Griffin died of prostate cancer, his company’s spokeswoman said Sunday. Less than a month ago, Griffin Group/ Merv Griffin Entertainment acknowledged he was being treated at Los Angeles’ Cedars-Sinai Medical Center for a recurrence of the condition, which was discovered during a routine checkup.

“I’d rather play ‘Jeopardy!’ than live it,” that July 19 statement quoted Griffin as saying. “I was ready for a vacation; however, this wasn’t the destination I had in mind.”

Among Griffin’s many business ventures were film and TV production, including the game show “Crosswords,” which is set to have its debut in syndication next month; luxury real estate brokerage and home development; thoroughbred horses and a closed-circuit horse racing network.

But the two smash game shows he created and produced made it all possible.

“Jeopardy!,” first introduced on NBC in 1964, was based on the suggestion of his wife at the time that, in response to the game-show scandals of the 1950s (in which contestants were illicitly given the answers), it would be fun to have players presented with solutions and try to divine the correct question. “Wheel of Fortune,” which began on NBC in 1975, was a reworking of Hangman, a children’s game Griffin and his sister used to play.

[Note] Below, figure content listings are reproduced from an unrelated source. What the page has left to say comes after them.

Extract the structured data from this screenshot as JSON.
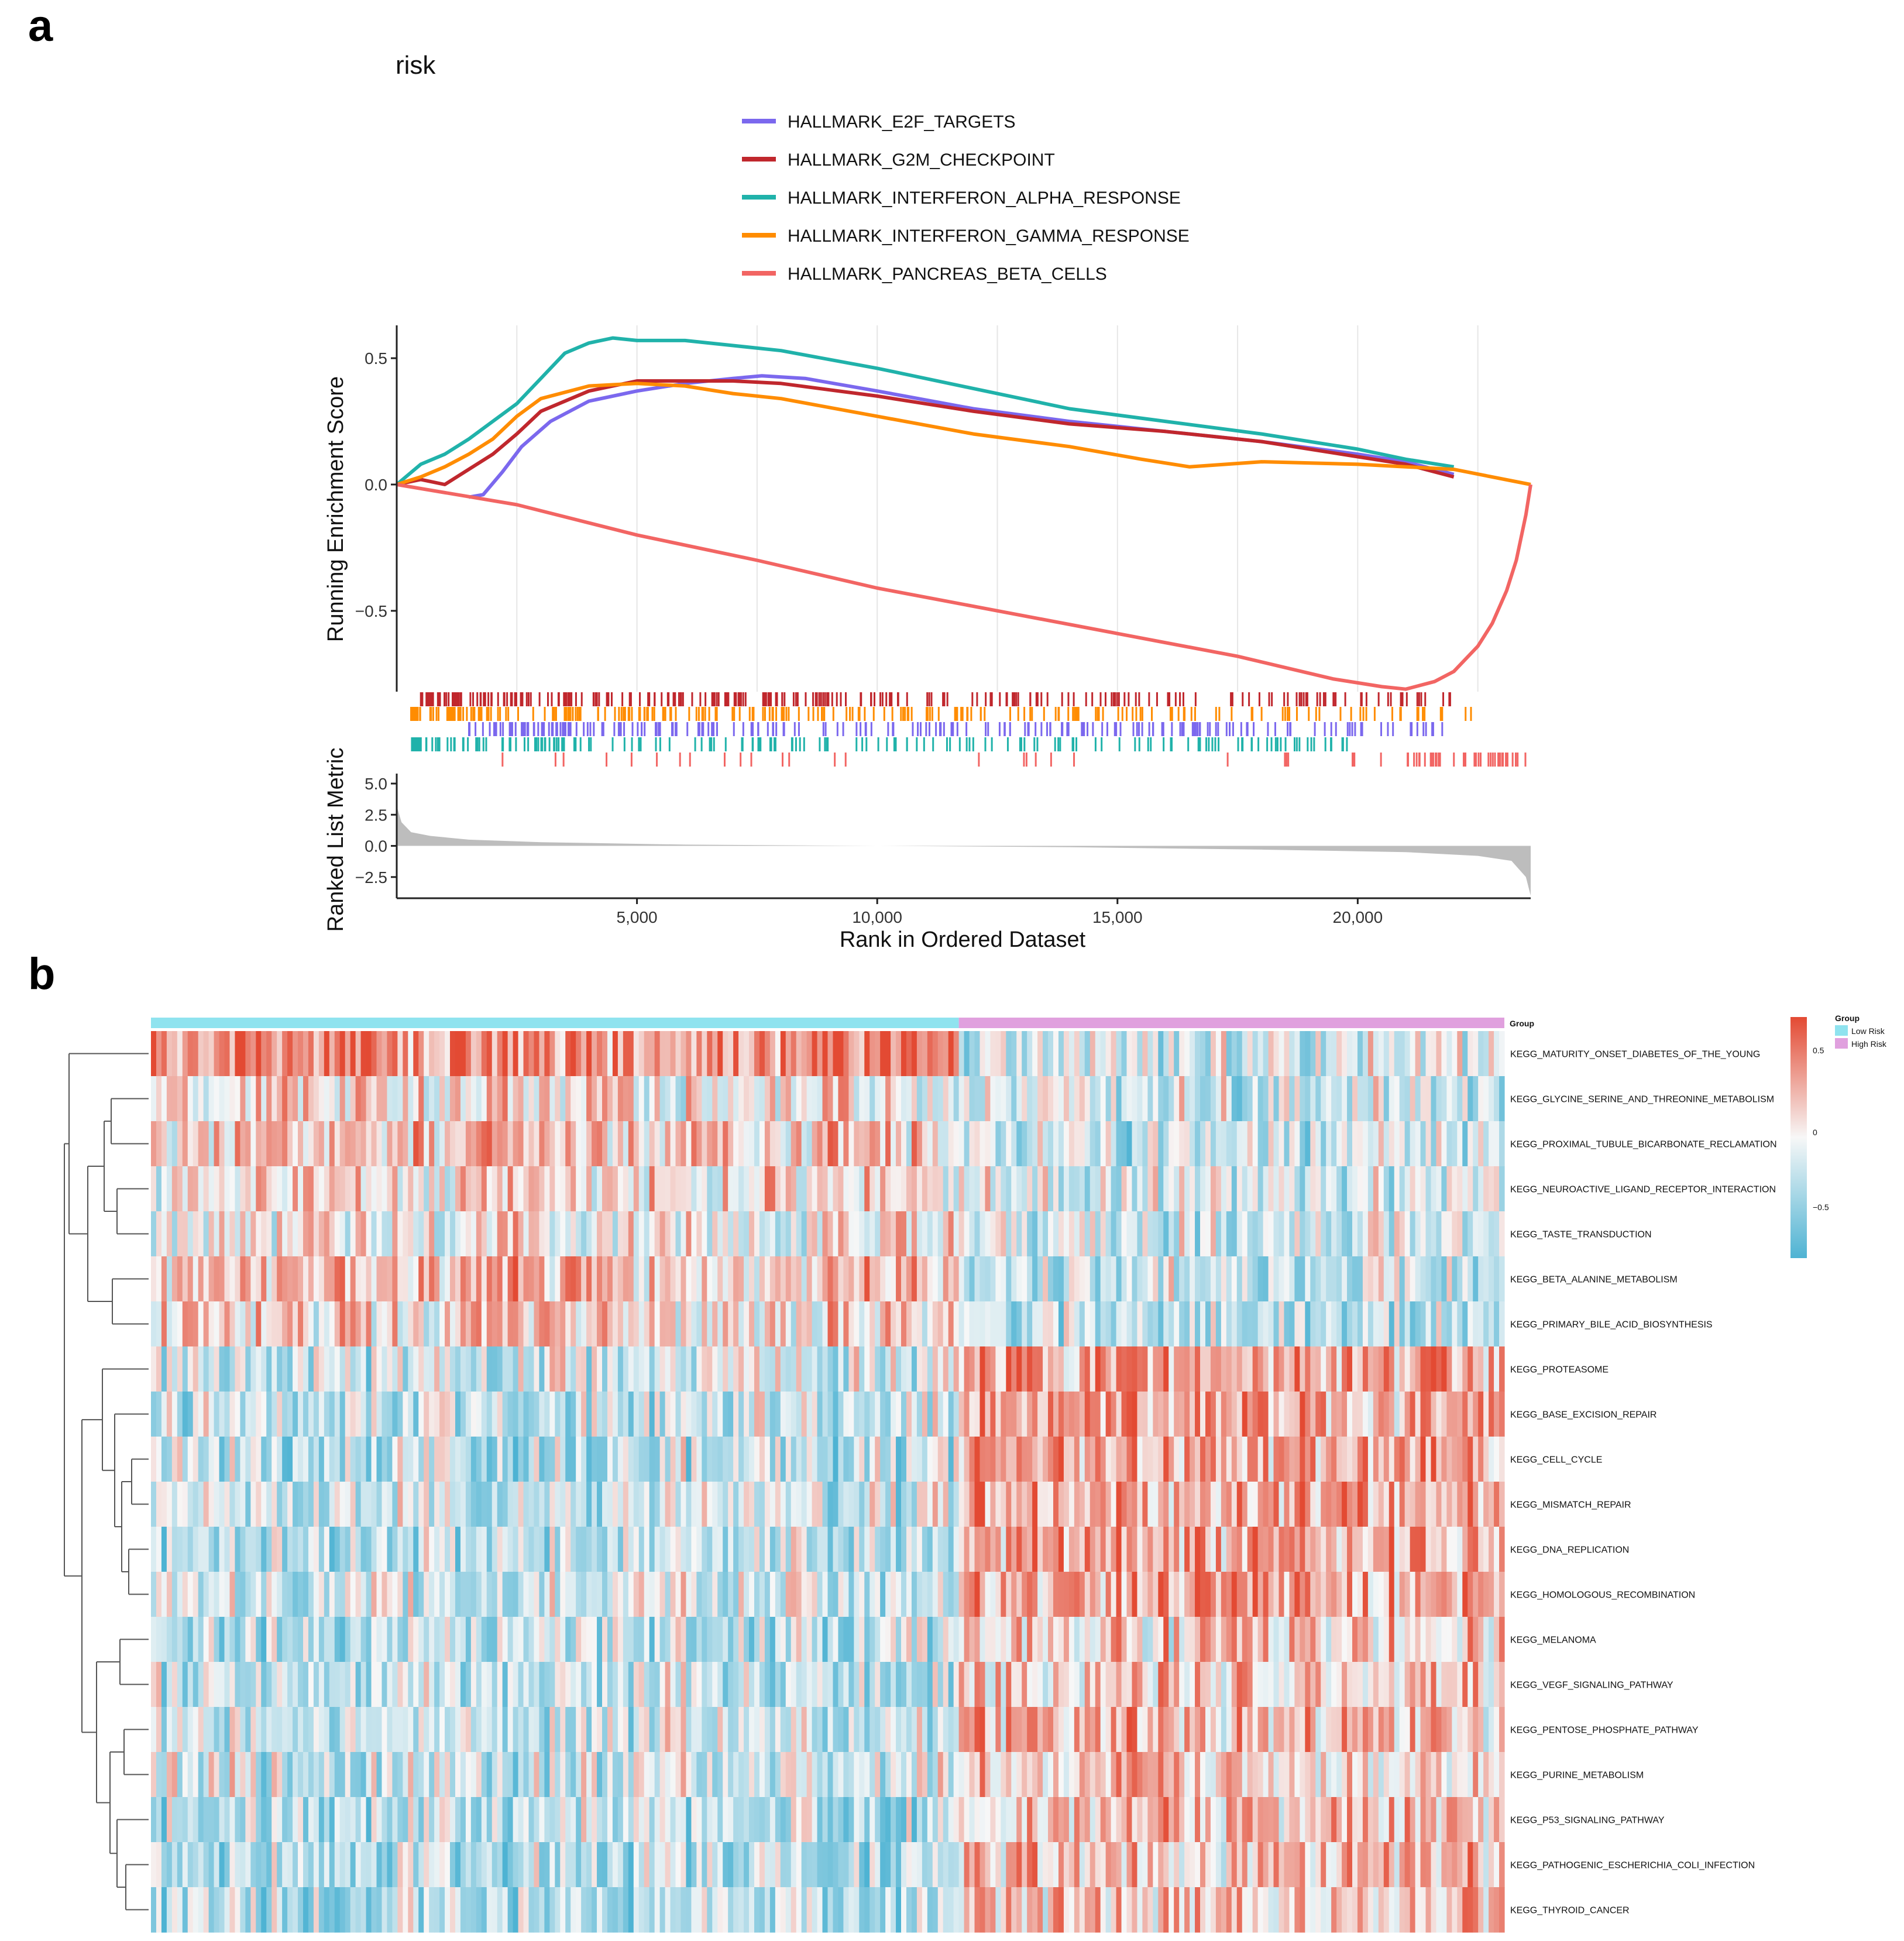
{
  "panel_a_letter": "a",
  "panel_b_letter": "b",
  "colors": {
    "e2f": "#7b68ee",
    "g2m": "#c0272d",
    "ifna": "#20b2aa",
    "ifng": "#ff8c00",
    "panc": "#f26563",
    "metric": "#bdbdbd",
    "heat_low": "#4eb3d3",
    "heat_mid": "#f7f7f7",
    "heat_high": "#e34a33",
    "group_low": "#8fe3ef",
    "group_high": "#e0a0de"
  },
  "chart_data": [
    {
      "type": "line",
      "title": "risk",
      "xlabel": "Rank in Ordered Dataset",
      "ylabel": "Running Enrichment Score",
      "xlim": [
        0,
        23600
      ],
      "ylim": [
        -0.82,
        0.63
      ],
      "xticks": [
        5000,
        10000,
        15000,
        20000
      ],
      "xtick_labels": [
        "5,000",
        "10,000",
        "15,000",
        "20,000"
      ],
      "yticks": [
        0.5,
        0.0,
        -0.5
      ],
      "ytick_labels": [
        "0.5",
        "0.0",
        "−0.5"
      ],
      "series": [
        {
          "name": "HALLMARK_E2F_TARGETS",
          "color_key": "e2f",
          "x": [
            1500,
            1800,
            2200,
            2600,
            3200,
            4000,
            5000,
            6000,
            7000,
            7600,
            8500,
            10000,
            12000,
            14000,
            16000,
            18000,
            20000,
            21000,
            21600,
            22000
          ],
          "y": [
            -0.05,
            -0.04,
            0.05,
            0.15,
            0.25,
            0.33,
            0.37,
            0.4,
            0.42,
            0.43,
            0.42,
            0.37,
            0.3,
            0.25,
            0.21,
            0.17,
            0.12,
            0.09,
            0.06,
            0.04
          ]
        },
        {
          "name": "HALLMARK_G2M_CHECKPOINT",
          "color_key": "g2m",
          "x": [
            0,
            500,
            1000,
            1500,
            2000,
            2500,
            3000,
            4000,
            5000,
            6000,
            7000,
            8000,
            10000,
            12000,
            14000,
            16000,
            18000,
            20000,
            21000,
            22000
          ],
          "y": [
            0.0,
            0.02,
            0.0,
            0.06,
            0.12,
            0.2,
            0.29,
            0.37,
            0.41,
            0.41,
            0.41,
            0.4,
            0.35,
            0.29,
            0.24,
            0.21,
            0.17,
            0.11,
            0.08,
            0.03
          ]
        },
        {
          "name": "HALLMARK_INTERFERON_ALPHA_RESPONSE",
          "color_key": "ifna",
          "x": [
            0,
            500,
            1000,
            1500,
            2000,
            2500,
            3000,
            3500,
            4000,
            4500,
            5000,
            6000,
            7000,
            8000,
            10000,
            12000,
            14000,
            16000,
            18000,
            20000,
            21000,
            22000
          ],
          "y": [
            0.0,
            0.08,
            0.12,
            0.18,
            0.25,
            0.32,
            0.42,
            0.52,
            0.56,
            0.58,
            0.57,
            0.57,
            0.55,
            0.53,
            0.46,
            0.38,
            0.3,
            0.25,
            0.2,
            0.14,
            0.1,
            0.07
          ]
        },
        {
          "name": "HALLMARK_INTERFERON_GAMMA_RESPONSE",
          "color_key": "ifng",
          "x": [
            0,
            500,
            1000,
            1500,
            2000,
            2500,
            3000,
            4000,
            5000,
            6000,
            7000,
            8000,
            10000,
            12000,
            14000,
            15500,
            16500,
            18000,
            20000,
            22000,
            23600
          ],
          "y": [
            0.0,
            0.03,
            0.07,
            0.12,
            0.18,
            0.27,
            0.34,
            0.39,
            0.4,
            0.39,
            0.36,
            0.34,
            0.27,
            0.2,
            0.15,
            0.1,
            0.07,
            0.09,
            0.08,
            0.06,
            0.0
          ]
        },
        {
          "name": "HALLMARK_PANCREAS_BETA_CELLS",
          "color_key": "panc",
          "x": [
            0,
            2500,
            5000,
            7500,
            10000,
            12500,
            15000,
            17500,
            19500,
            20500,
            21000,
            21600,
            22000,
            22500,
            22800,
            23100,
            23300,
            23500,
            23600
          ],
          "y": [
            0.0,
            -0.08,
            -0.2,
            -0.3,
            -0.41,
            -0.5,
            -0.59,
            -0.68,
            -0.77,
            -0.8,
            -0.81,
            -0.78,
            -0.74,
            -0.64,
            -0.55,
            -0.42,
            -0.3,
            -0.12,
            0.0
          ]
        }
      ]
    },
    {
      "type": "area",
      "xlabel": "Rank in Ordered Dataset",
      "ylabel": "Ranked List Metric",
      "xlim": [
        0,
        23600
      ],
      "ylim": [
        -4.2,
        5.8
      ],
      "yticks": [
        5.0,
        2.5,
        0.0,
        -2.5
      ],
      "ytick_labels": [
        "5.0",
        "2.5",
        "0.0",
        "−2.5"
      ],
      "x": [
        0,
        100,
        300,
        700,
        1500,
        3000,
        6000,
        10000,
        14000,
        18000,
        21000,
        22500,
        23200,
        23500,
        23600
      ],
      "y": [
        3.2,
        1.9,
        1.1,
        0.8,
        0.5,
        0.3,
        0.1,
        0.0,
        -0.1,
        -0.3,
        -0.5,
        -0.8,
        -1.2,
        -2.5,
        -4.0
      ]
    },
    {
      "type": "heatmap",
      "group_title": "Group",
      "group_legend": [
        "Low Risk",
        "High Risk"
      ],
      "group_counts": [
        154,
        104
      ],
      "color_scale_ticks": [
        "0.5",
        "0",
        "−0.5"
      ],
      "rows": [
        {
          "label": "KEGG_MATURITY_ONSET_DIABETES_OF_THE_YOUNG",
          "low_mean": 0.45,
          "high_mean": -0.1
        },
        {
          "label": "KEGG_GLYCINE_SERINE_AND_THREONINE_METABOLISM",
          "low_mean": 0.1,
          "high_mean": -0.1
        },
        {
          "label": "KEGG_PROXIMAL_TUBULE_BICARBONATE_RECLAMATION",
          "low_mean": 0.2,
          "high_mean": -0.15
        },
        {
          "label": "KEGG_NEUROACTIVE_LIGAND_RECEPTOR_INTERACTION",
          "low_mean": 0.1,
          "high_mean": -0.1
        },
        {
          "label": "KEGG_TASTE_TRANSDUCTION",
          "low_mean": 0.05,
          "high_mean": -0.1
        },
        {
          "label": "KEGG_BETA_ALANINE_METABOLISM",
          "low_mean": 0.2,
          "high_mean": -0.15
        },
        {
          "label": "KEGG_PRIMARY_BILE_ACID_BIOSYNTHESIS",
          "low_mean": 0.15,
          "high_mean": -0.2
        },
        {
          "label": "KEGG_PROTEASOME",
          "low_mean": -0.15,
          "high_mean": 0.35
        },
        {
          "label": "KEGG_BASE_EXCISION_REPAIR",
          "low_mean": -0.2,
          "high_mean": 0.3
        },
        {
          "label": "KEGG_CELL_CYCLE",
          "low_mean": -0.2,
          "high_mean": 0.3
        },
        {
          "label": "KEGG_MISMATCH_REPAIR",
          "low_mean": -0.15,
          "high_mean": 0.3
        },
        {
          "label": "KEGG_DNA_REPLICATION",
          "low_mean": -0.2,
          "high_mean": 0.3
        },
        {
          "label": "KEGG_HOMOLOGOUS_RECOMBINATION",
          "low_mean": -0.15,
          "high_mean": 0.3
        },
        {
          "label": "KEGG_MELANOMA",
          "low_mean": -0.2,
          "high_mean": 0.15
        },
        {
          "label": "KEGG_VEGF_SIGNALING_PATHWAY",
          "low_mean": -0.2,
          "high_mean": 0.15
        },
        {
          "label": "KEGG_PENTOSE_PHOSPHATE_PATHWAY",
          "low_mean": -0.15,
          "high_mean": 0.2
        },
        {
          "label": "KEGG_PURINE_METABOLISM",
          "low_mean": -0.15,
          "high_mean": 0.15
        },
        {
          "label": "KEGG_P53_SIGNALING_PATHWAY",
          "low_mean": -0.25,
          "high_mean": 0.2
        },
        {
          "label": "KEGG_PATHOGENIC_ESCHERICHIA_COLI_INFECTION",
          "low_mean": -0.25,
          "high_mean": 0.2
        },
        {
          "label": "KEGG_THYROID_CANCER",
          "low_mean": -0.25,
          "high_mean": 0.15
        }
      ]
    }
  ]
}
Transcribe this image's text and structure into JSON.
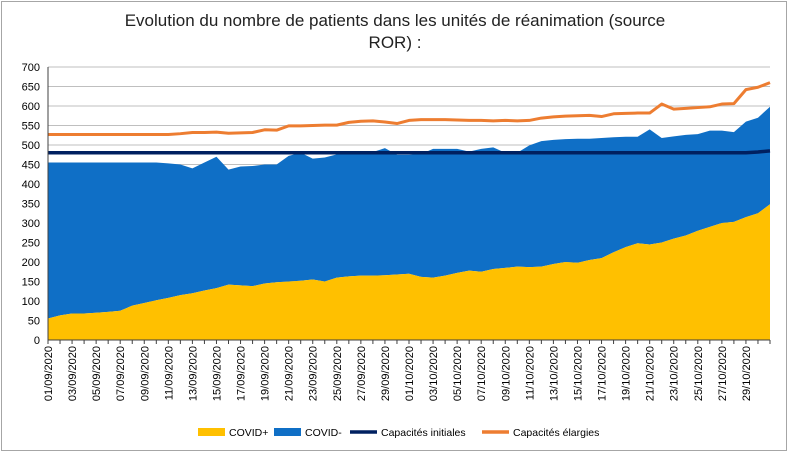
{
  "title_lines": [
    "Evolution du nombre de patients dans les unités de réanimation (source",
    "ROR) :"
  ],
  "colors": {
    "covid_plus": "#FFC000",
    "covid_minus": "#0F6FC6",
    "capacites_initiales": "#002060",
    "capacites_elargies": "#ED7D31",
    "grid": "#bfbfbf",
    "axis_text": "#000000"
  },
  "chart_data": {
    "type": "area",
    "title": "Evolution du nombre de patients dans les unités de réanimation (source ROR) :",
    "xlabel": "",
    "ylabel": "",
    "ylim": [
      0,
      700
    ],
    "yticks": [
      0,
      50,
      100,
      150,
      200,
      250,
      300,
      350,
      400,
      450,
      500,
      550,
      600,
      650,
      700
    ],
    "grid": true,
    "legend_position": "bottom",
    "x": [
      "01/09/2020",
      "02/09/2020",
      "03/09/2020",
      "04/09/2020",
      "05/09/2020",
      "06/09/2020",
      "07/09/2020",
      "08/09/2020",
      "09/09/2020",
      "10/09/2020",
      "11/09/2020",
      "12/09/2020",
      "13/09/2020",
      "14/09/2020",
      "15/09/2020",
      "16/09/2020",
      "17/09/2020",
      "18/09/2020",
      "19/09/2020",
      "20/09/2020",
      "21/09/2020",
      "22/09/2020",
      "23/09/2020",
      "24/09/2020",
      "25/09/2020",
      "26/09/2020",
      "27/09/2020",
      "28/09/2020",
      "29/09/2020",
      "30/09/2020",
      "01/10/2020",
      "02/10/2020",
      "03/10/2020",
      "04/10/2020",
      "05/10/2020",
      "06/10/2020",
      "07/10/2020",
      "08/10/2020",
      "09/10/2020",
      "10/10/2020",
      "11/10/2020",
      "12/10/2020",
      "13/10/2020",
      "14/10/2020",
      "15/10/2020",
      "16/10/2020",
      "17/10/2020",
      "18/10/2020",
      "19/10/2020",
      "20/10/2020",
      "21/10/2020",
      "22/10/2020",
      "23/10/2020",
      "24/10/2020",
      "25/10/2020",
      "26/10/2020",
      "27/10/2020",
      "28/10/2020",
      "29/10/2020",
      "30/10/2020",
      "31/10/2020"
    ],
    "x_tick_labels": [
      "01/09/2020",
      "03/09/2020",
      "05/09/2020",
      "07/09/2020",
      "09/09/2020",
      "11/09/2020",
      "13/09/2020",
      "15/09/2020",
      "17/09/2020",
      "19/09/2020",
      "21/09/2020",
      "23/09/2020",
      "25/09/2020",
      "27/09/2020",
      "29/09/2020",
      "01/10/2020",
      "03/10/2020",
      "05/10/2020",
      "07/10/2020",
      "09/10/2020",
      "11/10/2020",
      "13/10/2020",
      "15/10/2020",
      "17/10/2020",
      "19/10/2020",
      "21/10/2020",
      "23/10/2020",
      "25/10/2020",
      "27/10/2020",
      "29/10/2020"
    ],
    "series": [
      {
        "name": "COVID+",
        "kind": "stacked-area",
        "color": "#FFC000",
        "values": [
          55,
          63,
          68,
          68,
          70,
          72,
          75,
          88,
          95,
          102,
          108,
          115,
          120,
          127,
          133,
          142,
          140,
          138,
          145,
          148,
          150,
          152,
          155,
          150,
          160,
          163,
          165,
          165,
          166,
          168,
          170,
          162,
          160,
          165,
          172,
          178,
          175,
          182,
          185,
          188,
          187,
          188,
          195,
          200,
          198,
          205,
          210,
          225,
          238,
          248,
          245,
          250,
          260,
          268,
          280,
          290,
          300,
          303,
          315,
          325,
          348
        ]
      },
      {
        "name": "COVID-",
        "kind": "stacked-area",
        "color": "#0F6FC6",
        "values": [
          400,
          392,
          387,
          387,
          385,
          383,
          380,
          367,
          360,
          353,
          345,
          335,
          320,
          328,
          337,
          295,
          305,
          308,
          305,
          302,
          322,
          328,
          310,
          318,
          316,
          315,
          315,
          317,
          326,
          307,
          305,
          315,
          330,
          325,
          318,
          305,
          315,
          312,
          295,
          292,
          312,
          322,
          318,
          315,
          318,
          311,
          308,
          295,
          283,
          273,
          295,
          268,
          262,
          258,
          248,
          247,
          237,
          230,
          245,
          245,
          250
        ]
      },
      {
        "name": "Capacités initiales",
        "kind": "line",
        "color": "#002060",
        "values": [
          480,
          480,
          480,
          480,
          480,
          480,
          480,
          480,
          480,
          480,
          480,
          480,
          480,
          480,
          480,
          480,
          480,
          480,
          480,
          480,
          480,
          480,
          480,
          480,
          480,
          480,
          480,
          480,
          480,
          480,
          480,
          480,
          480,
          480,
          480,
          480,
          480,
          480,
          480,
          480,
          480,
          480,
          480,
          480,
          480,
          480,
          480,
          480,
          480,
          480,
          480,
          480,
          480,
          480,
          480,
          480,
          480,
          480,
          480,
          482,
          485
        ]
      },
      {
        "name": "Capacités élargies",
        "kind": "line",
        "color": "#ED7D31",
        "values": [
          527,
          527,
          527,
          527,
          527,
          527,
          527,
          527,
          527,
          527,
          527,
          529,
          532,
          532,
          533,
          530,
          531,
          532,
          539,
          538,
          549,
          549,
          550,
          551,
          551,
          558,
          561,
          562,
          559,
          555,
          563,
          565,
          565,
          565,
          564,
          563,
          563,
          562,
          563,
          562,
          563,
          569,
          572,
          574,
          575,
          576,
          573,
          580,
          581,
          582,
          582,
          605,
          592,
          594,
          596,
          598,
          605,
          606,
          642,
          648,
          660
        ]
      }
    ]
  }
}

The two programs were included in the $250 million sale of Merv Griffin Enterprises in 1986, but the shows (for which he wrote signature music) continued to send him many millions more in royalties. Hits in syndication for 24 years and 23 years, respectively, they are among the two most successful game shows in U.S. history.

Despite the fortune Griffin’s business dealings created and the Emmy-winning talk shows on NBC, CBS and mostly in syndication from 1962 to 1986 that made him a household name, the game shows are his lasting legacy.

In many respects, Griffin was a better, earlier version of Larry King, tossing softballs that sometimes led to guests batting back answers into unexpected territory, such as when Richard Burton unexpectedly took a swipe at the space program in the 1970s.

“The least important thing we’ve done … in the last 100 years is to get a man on the moon,” Burton said. “The idiots who went up there had no knowledge or no idea or no purpose. They were just simply automatons.”

Griffin married Julann Wright in 1958, with whom he had a son, Tony. The couple divorced in 1976. Griffin also was a close friend of Eva Gabor, who died a dozen years ago, and former First Lady Nancy Reagan.

Griffin took a trip down memory lane in a 2006 interview with the Miami Herald, reflecting on other people and places no longer around

“Everything I ever touched is gone. Except ‘Wheel’ and ‘Jeopardy!”‘ he said without bitterness.